In the era of big data, it seems that financial services businesses are fast catching up with zeroth moment of truth. Every financial company relies heavily on analytics technology to target several of the customers across world. They know where we live, what we do for living, how much we make, how much we save every month, what we might buy in future or which financial product will be suitable for our kind of people in future. The reality is however much different than expected, there are huge segments of the population in U.S. and globally about which these companies know very little. Businesses around the world have agreed that one of the primary reason for such data gap when it comes to consumers because many of the people offer very few data breadcrumbs offering clues about themselves, they are unbanked or underbanked and lack a credit history. In other cases, consumers might have left a trail, but it’s not possible by the company or agency that needs to asses someone’s worthiness for credit card, a cell phone plan or loan for an apartment. In many instances companies just don’t know what they don’t know; this leads to low serving rate. Financial businesses have failed to put systems in place that can assist in knowing or collecting data about groups of consumers, who don’t contribute to the financial economy through any digital channel. There is large drought when it comes to financial service, there is a huge conversation to be had about how do we in the industry represent the spectrum of U.S. population or if you have global coverage, how do you represents the spectrum of people globally when it comes to looking towards the list of privileges this was discussed by Jane Barratt, Chief Advocacy Officer of MX technologies, a Utah based firm that provides data to financial institutions and Fintech firms. Barratt and other experts had discussed how financial services and Fintech are becoming more inclusive and more empowering for consumers during recent event “Fearless in Fintech” conference at Wharton San Francisco.

Getting the Banking to Unbanked?

Fintech is important sector because the inclusion of various sections of society will benefit the sector growth rather than attain maturity after certain growth phase.
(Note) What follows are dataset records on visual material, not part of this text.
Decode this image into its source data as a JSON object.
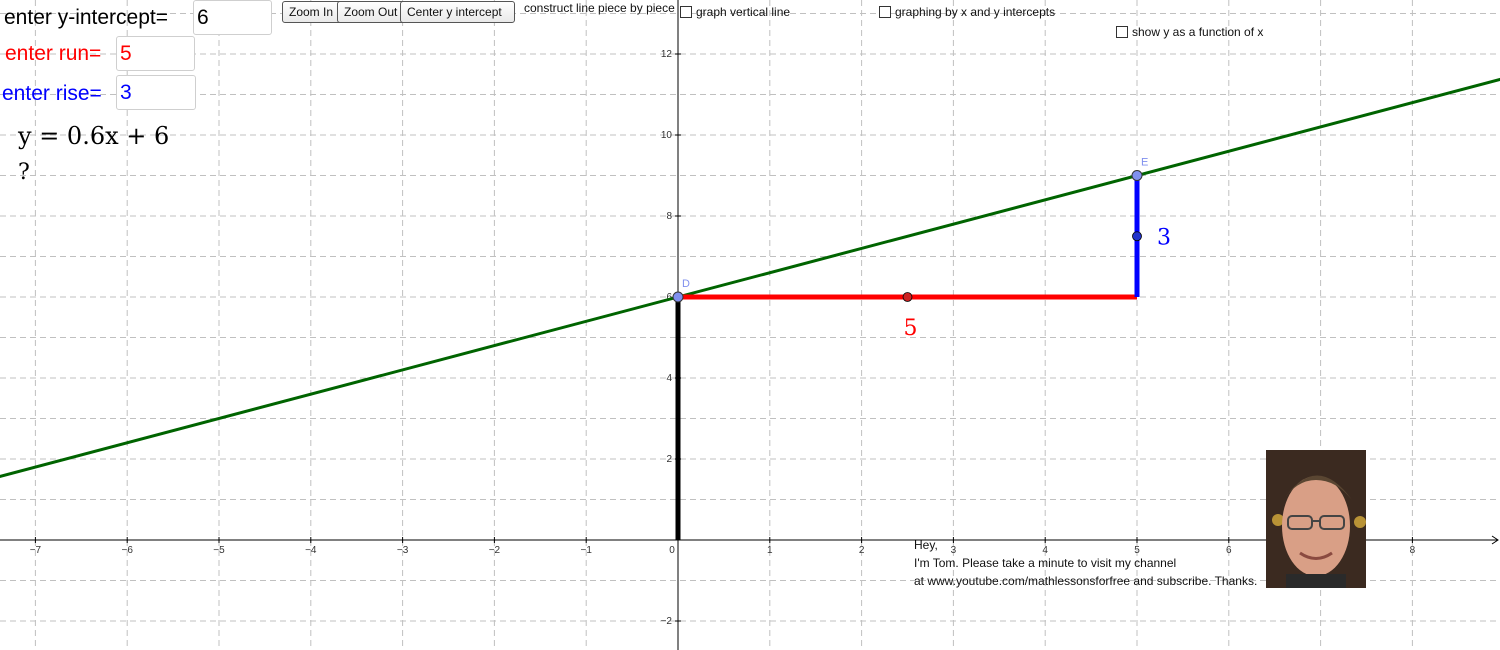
{
  "inputs": {
    "intercept": {
      "label": "enter y-intercept=",
      "value": "6",
      "color": "#000000"
    },
    "run": {
      "label": "enter run=",
      "value": "5",
      "color": "#ff0000"
    },
    "rise": {
      "label": "enter rise=",
      "value": "3",
      "color": "#0000ff"
    }
  },
  "formula": {
    "text": "y = 0.6x + 6",
    "question": "?"
  },
  "buttons": {
    "zoom_in": "Zoom In",
    "zoom_out": "Zoom Out",
    "center": "Center y intercept"
  },
  "checkboxes": {
    "piece": "construct line piece by piece",
    "vertical": "graph vertical line",
    "intercepts": "graphing by x and y intercepts",
    "function": "show y as a function of x"
  },
  "message": {
    "line1": "Hey,",
    "line2": "I'm Tom. Please take a minute to visit my channel",
    "line3": "at www.youtube.com/mathlessonsforfree and subscribe. Thanks."
  },
  "graph": {
    "x_ticks": [
      "−7",
      "−6",
      "−5",
      "−4",
      "−3",
      "−2",
      "−1",
      "0",
      "1",
      "2",
      "3",
      "4",
      "5",
      "6",
      "7",
      "8"
    ],
    "y_ticks": [
      "−2",
      "2",
      "4",
      "6",
      "8",
      "10",
      "12"
    ],
    "line": {
      "slope": 0.6,
      "intercept": 6,
      "color": "#006400"
    },
    "run": {
      "from": [
        0,
        6
      ],
      "to": [
        5,
        6
      ],
      "label": "5",
      "color": "#ff0000"
    },
    "rise": {
      "from": [
        5,
        6
      ],
      "to": [
        5,
        9
      ],
      "label": "3",
      "color": "#0000ff"
    },
    "intercept_segment": {
      "from": [
        0,
        0
      ],
      "to": [
        0,
        6
      ],
      "color": "#000000"
    },
    "points": {
      "D": {
        "label": "D",
        "x": 0,
        "y": 6
      },
      "E": {
        "label": "E",
        "x": 5,
        "y": 9
      }
    }
  },
  "colors": {
    "point": "#8090ee",
    "grid": "#c0c0c0"
  }
}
Adrienne Harris, Former Special Assistant for economic policy in the Obama Administration added that used the example of fictional women who have been named  Jane, who makes $60,000 a year. Harris described Jane’s life starting when she gets her biweekly paycheck with step on being a trip to check cashing business. Harris added that according to 2018 survey 55 million adults American were unbanked or underbanked, while 22 percent of households in the age of fintech and mobile payments almost 25 percent of the population is underbanked. Jane every month goes to cashier and pays 3 percent of the withdraw money that is $51, if she does this throughout the year they have to pay $1300 to have immediate access to money she has already earned. Her trips include going to a payday loan business and even pay the late fees because of number of utility bill amount exceeds far greater than paycheck amount. More than three-quarters of renters make use the same tradeoffs or strategic payments every month.
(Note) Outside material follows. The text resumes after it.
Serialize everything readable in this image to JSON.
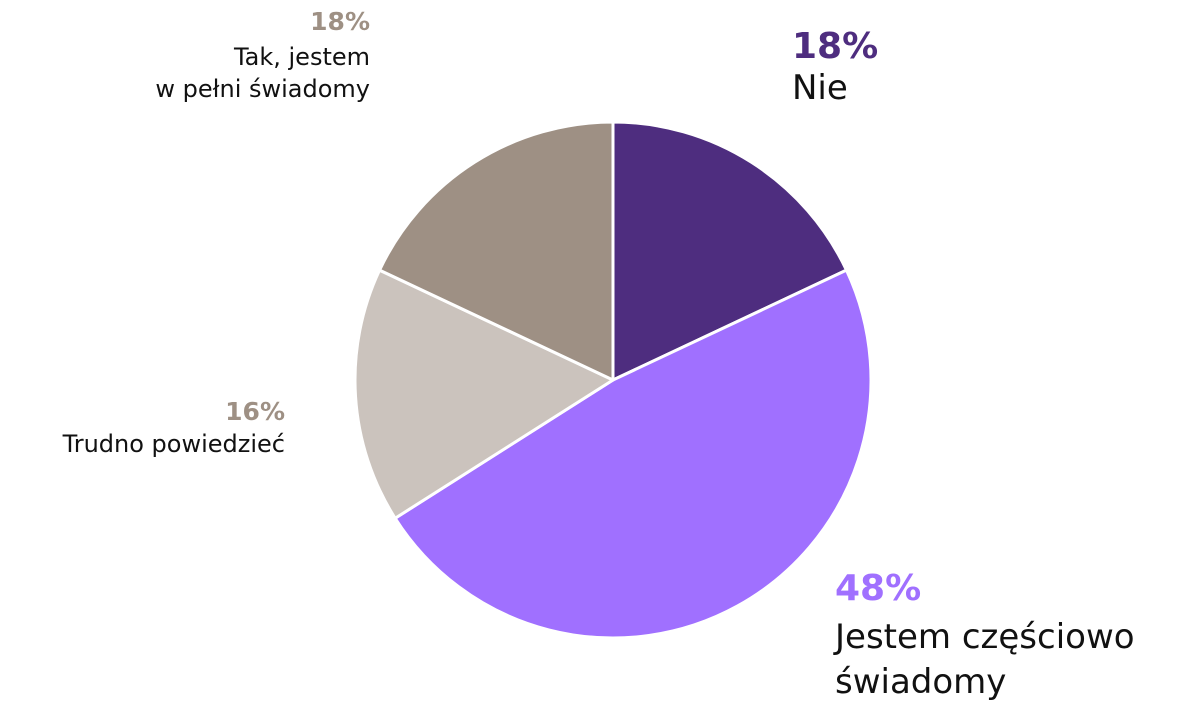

Fintech as emerging alternative or inclusion of present financial systems could improve and democratize consumer financial health a key aim but in order to do that the sector needs to tap into the untapped market committing to learn more about sector and how they spend their money. Getting in the untapped market will not be easy resulting in many opportunities and challenges. Fintech including blockchain and Crytocurency offers a tremendous potential to create more inclusions for the banking sector, with lot of potentials that are still untapped by the market. Many of the exciting experiments are happening in places other than U.S., particularly in the frontier or smaller-scale economies. Experts have suggested that even second world countries or third world countries offer important market for experimentation, while in U.S. having a cutting edge technology will be challenge because the demand for new form of money is still not required and there are many points when dealing fintech. The unbanked are completely invisible. There has often been misunderstanding that digital currency will remove the volatility from banking and finance, there is obviously a lot of volatility, but it would actually depend on the government to improve the business.

Venezuela has often used an example where cryptocurrency makes sense, not because the citizens have been demanding, but the nation has very volatile market making the currency unstable for its core use cases. Another example that can be used by businesses is more user-based, it refugee camps the UN is currently rolling out a program in that refugees are bio-metrically screened and then given access to crypto-wallet to use in camp ration stores.  It will assist the refugee camps to keep check on number of food quantity consumed per day along with number f people living in the refugee camp. It will also give a clear overview of the diseases that are affecting the people living in camp or any other types of activities.

 Conclusion

Governments and businesses around the world should be wary of viewing blockchain or cryptocurrency as a silver bullet; it solves many of the financial problems. It will not be able to solve the human-led problem likes when we have people trying cheat on people. Cryptocurrency will offer a certain level of financial inclusion and freedom for the unserved sector, but it’s not going to empower people. If we give more transparency information to more actors in the ecosystem, we would be able to create required accountability and added feedback loop. Creating an inclusive and empowering ecosystem is making sure that the sector is itself diverse.